How to prove integers has a cubic root mod p? Using p ≡ -1 (mod 3) and p is prime, how can you show $a^3≡b$ (mod p) iff $a≡b^d$ (mod p)?
This shows integers mod p has a unique cubic root.
3d ≡ 1 (mod p-1)
I'm not sure where to begin... Does anyone know?
Thanks
 A: Let $p$ be a prime that is congruent to $-1$ modulo $3$. Then $3$ does not divide $p-1$. It follows that there is a positive integer $d$ such that 
$$3d\equiv 1\pmod{p-1}.\tag{1}$$
We show that for any $a$ and $b$, and any positive $d$ that satisfies (1), we have
$$a^3\equiv b\pmod{p}\quad\text{if and only if}\quad a\equiv b^d\pmod{d}.$$
The result is obvious if one of $a$ or $b$ is divisible by $p$. So we may assume that $a$ and $b$ are each relatively prime to $p$.

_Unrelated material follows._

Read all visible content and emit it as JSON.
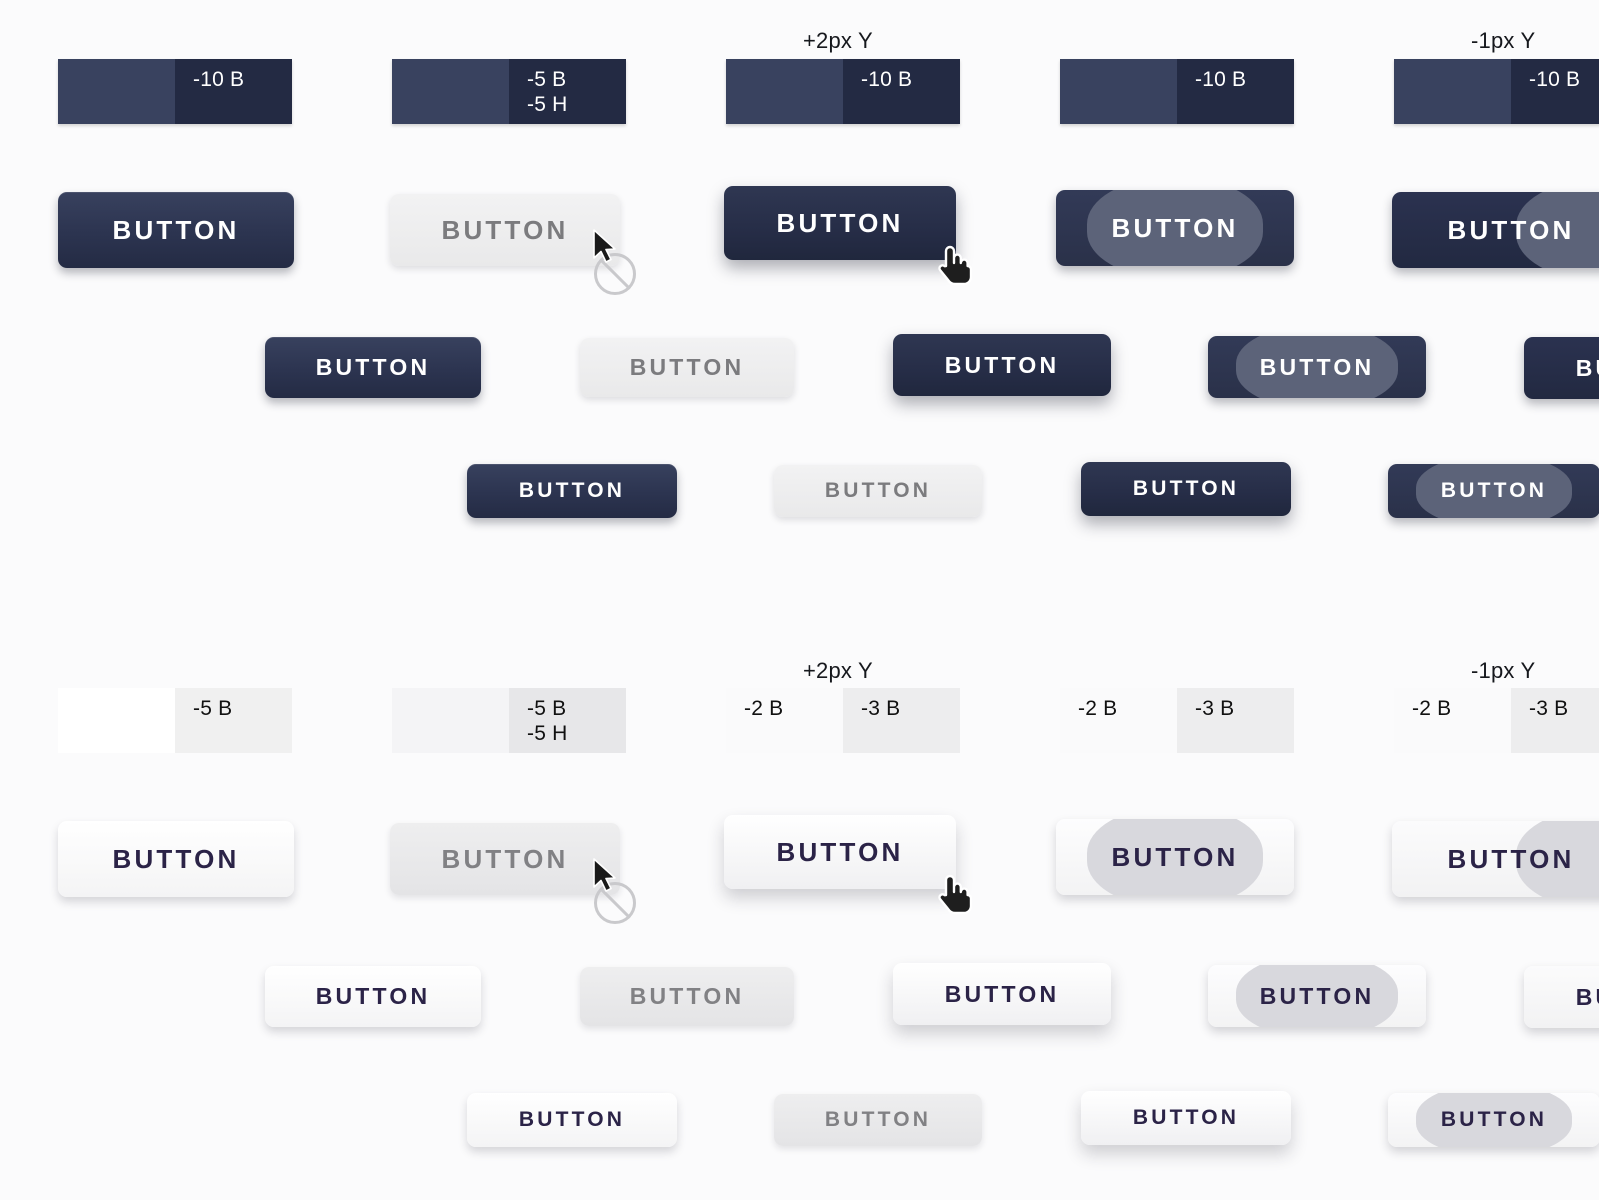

Suppose that $a^3\equiv b\pmod{p}$. Then $(a^3)^d\equiv b^d\pmod{p}$.  But $3d\equiv 1\pmod{p-1}$. So $3d=(p-1)k+1$  for some integer $k$. It follows that 
$$b^d\equiv a^{3d}=(a^{p-1})^k a^1\equiv a\pmod{p}.$$
In the above calculation, we used Fermat's Theorem to show that $a^{p-1}\equiv 1\pmod{p}$.
For the other direction, suppose that $a\equiv b^d\pmod p$.  We want to show that $a^3\equiv b\pmod{p}$. We use the fact that $3d$ is of the shape $(p-1)k+1$. We have 
$$a^3\equiv b^{3d}=(b^{p-1})^kb^1\equiv b\pmod{p}.$$
Remark: If $p\equiv -1\pmod{3}$, a suitable $d$ is quickly computed, even for large $p$, by using the Euclidean Algorithm. Now given any $b$, we can compute cheaply the modular cube root $a$ of $b$ by calculating the remainder when $b^d$ is divided by $p$. 
This too can be done efficiently, by using the "binary" method for exponentiation.
So not only does the modular cube root of $b$ exist, it can also be efficiently computed. The story is more messy if $p\equiv 1\pmod{3}$. In that case, only one-third of the numbers is the interval $1\le b\le p-1$ have modular cube roots, and finding one, when it exists, is computationally more complicated for large $p$.